There’s no way round it: learning Chinese is tough. As far as reading goes, what most dismays native speakers of alphabetic languages is that Chinese characters offer so few clues. With virtually no Spanish, I can figure out in the right context that baño means bath, but that word in Chinese (洗澡) seems to offer no clues about pronunciation, let alone meaning.
There seems no alternative, then, but to slavishly learn the 3,500 or so characters that account for at least 99% of use in written Chinese. This is hard even for native Chinese speakers, usually demanding endless rote copying in school. And even then, it is far more common than is often admitted for Chinese people to forget even quite routine characters, such as 钥匙 (key). As a result, there’s been a rising dissatisfaction with current language teaching methods in China in recent years.
Is there a better way? Physicist Jinshan Wu of Beijing Normal University, a specialist in the new mathematical science of network theory, and colleagues have investigated the structural relationships between Chinese characters to develop a learning strategy that exploits these connections.
Chinese characters aren’t really as arbitrary and bewilderingly diverse as they might seem. For one thing, they are made up of a fairly limited number of sub-characters or radicals, which themselves are composed of a set of standard marks, or strokes. What’s more, the radicals often contain clues about meaning or pronunciation, or both. In the Chinese for bath, for example (pronounced xizao in the pinyin Romanization system), both characters start with the same radical, which denotes water, and the right-hand half of both characters indicates how they are pronounced. There are general rules (called liu shu, 六书) for building characters from radicals.
These connections help with learning the language. Once you know that wood is 木 (mu), it’s not so hard to remember that forest is 林 (lin) – or even more pictorially, 森林 (senlin). Assisted by the liu shu rules, Wu and colleagues mapped out the structural relationships between all 3,500 of the common characters, to form a network with over 7,000 links. This shows that the roughly 224 radicals are combined in just 1,000 or so characters that form the basis of all the others.
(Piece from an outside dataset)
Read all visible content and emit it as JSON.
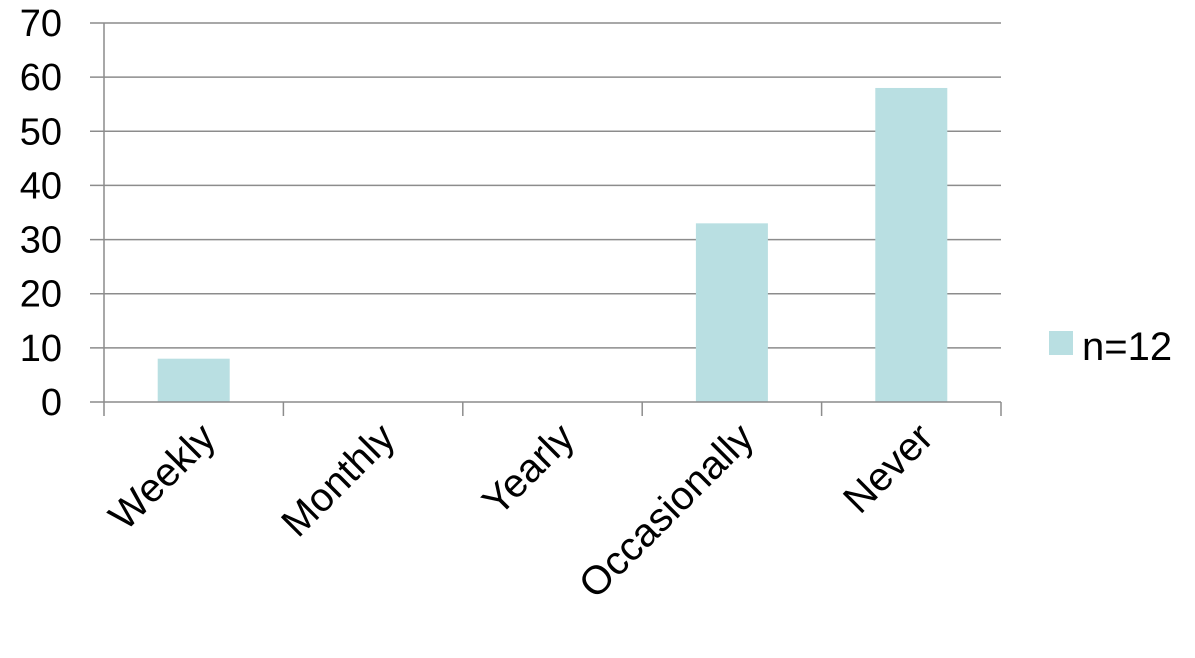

This network is hierarchical, meaning that it is somewhat like a tree, with a few central nodes (trunks) branching into many branch tips. That’s very different from a web-like network such as a grid or street map, in which there are often many different ways to get to any particular node. The researchers figured that it could be most efficient to start learning characters at the lower levels of the hierarchy – the trunks, as it were – and to progress gradually out towards the branch tips.
But would that necessarily be better than a strategy which focuses on the most frequently used words first? How, indeed, can one assess the relative efforts, or costs, required with different learning strategies? There’s no unique way to do this, but Wu and colleagues developed a logical, intuitive method of enumerating costs. They figured that it is easier to learn a multi-part character if all the components had been learnt previously. To take a simple case, it’s easier to learn 明 (ming: bright) if you have already learnt 日 (ri: sun, day) and 月 (yue: month, moon).
The researchers assigned cost values to each new learning task, and found the “cheapest” way to learn all the characters in the network is to start with the “trunk” characters that have the highest number of branches, and work up through the layers. But that could leave you knowing a lot of words you rarely need to use. If, on the other hand, you simply learn characters in order of use frequency (as some learning methods do), you fail to take advantage of the network connections that can aid recognition.